The (Rock) Finer Points of the Absolute Pollution Exclusion
The pollution exclusion has had a long history of being interpreted by the courts throughout the US. Many substances have been held to come within the pollution exclusion, resulting in a bar of insurance coverage for costs sustained by policyholders addressing those substances in waterways and the air. In a recent case, the Fifth Circuit Court of Appeals interpreted the pollution exclusion in the context of quarry operations and the unintentional release of “rock fines” into a waterway.
In Eastern Concrete Materials, Inc. v. Ace American Insurance Co., No. 18-11043 (5th Cir. Jan. 17, 2020), a subsidiary of the policyholder accidentally released “rock fines” from settlement ponds at its quarry operations into a creek used for trout fishing. “Rock fines” are the small particles of rocks that result from crushing and screening rocks to ever smaller sizes. These particles are collected in settlement ponds and later are removed, dried and either used or sold after stockpiling. When released into the creek, the rock fines caused physical damage to the creek by changing the flow and contours of the creek, which caused a negative impact to the trout and other creatures in the creek.
The company was required by environmental agencies to clean up the creek and remove the rock fines. The policyholder sought reimbursement from its commercial umbrella insurance carrier for the cost of remediation of the creek and defending against the environmental claim. The policyholder did not have stand-alone environmental coverage. In response, the insurance carrier brought this declaratory judgment action seeking a declaration that the incident came within the policy’s pollution exclusion and that it had no duty to defend or indemnify the policyholder.

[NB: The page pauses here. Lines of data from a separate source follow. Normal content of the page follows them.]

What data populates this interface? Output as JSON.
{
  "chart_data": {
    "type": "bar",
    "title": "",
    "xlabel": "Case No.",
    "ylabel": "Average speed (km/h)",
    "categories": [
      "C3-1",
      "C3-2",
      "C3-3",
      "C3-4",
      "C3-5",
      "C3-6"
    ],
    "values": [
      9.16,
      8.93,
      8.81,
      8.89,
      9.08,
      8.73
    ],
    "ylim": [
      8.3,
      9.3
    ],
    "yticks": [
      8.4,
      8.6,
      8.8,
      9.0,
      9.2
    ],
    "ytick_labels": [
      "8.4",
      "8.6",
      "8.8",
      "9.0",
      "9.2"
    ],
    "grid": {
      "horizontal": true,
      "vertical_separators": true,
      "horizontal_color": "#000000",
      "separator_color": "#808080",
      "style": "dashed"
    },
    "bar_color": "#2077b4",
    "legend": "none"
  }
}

The pollution exclusion was a typical absolute pollution exclusion, which stated that the insurance did not apply to the release or escape of pollutants or any demand to remove or clean up pollutants. Pollutants was defined to include any solid contaminant, including waste material. Waste material included materials intended to be or have been recycled, reconditioned or reclaimed. The full relevant text of the pollution exclusion is set out in the opinion.
The district court granted summary judgment to the insurance company that the pollution exclusion applied to bar coverage. The Fifth Circuit affirmed.
In affirming, the court agreed that the rock fines were contaminants. While rock fines did not affect the quality of the water, the court found that they affected the overall ecosystem of the creek, which made them contaminants. As the court described it, the “rock fines, in short, ‘render[e]d [the creek] unfit for use’ as a habitat for trout and other species.” (citation omitted). Because the court concluded that rock fines qualified as contaminants under the policy, summary judgment was appropriate. Even though rocks, or teeny tiny rock particles, do not affect water quality, if they mess with the ecosystem they qualify as contaminants and come within the broad contours of the absolute pollution exclusion.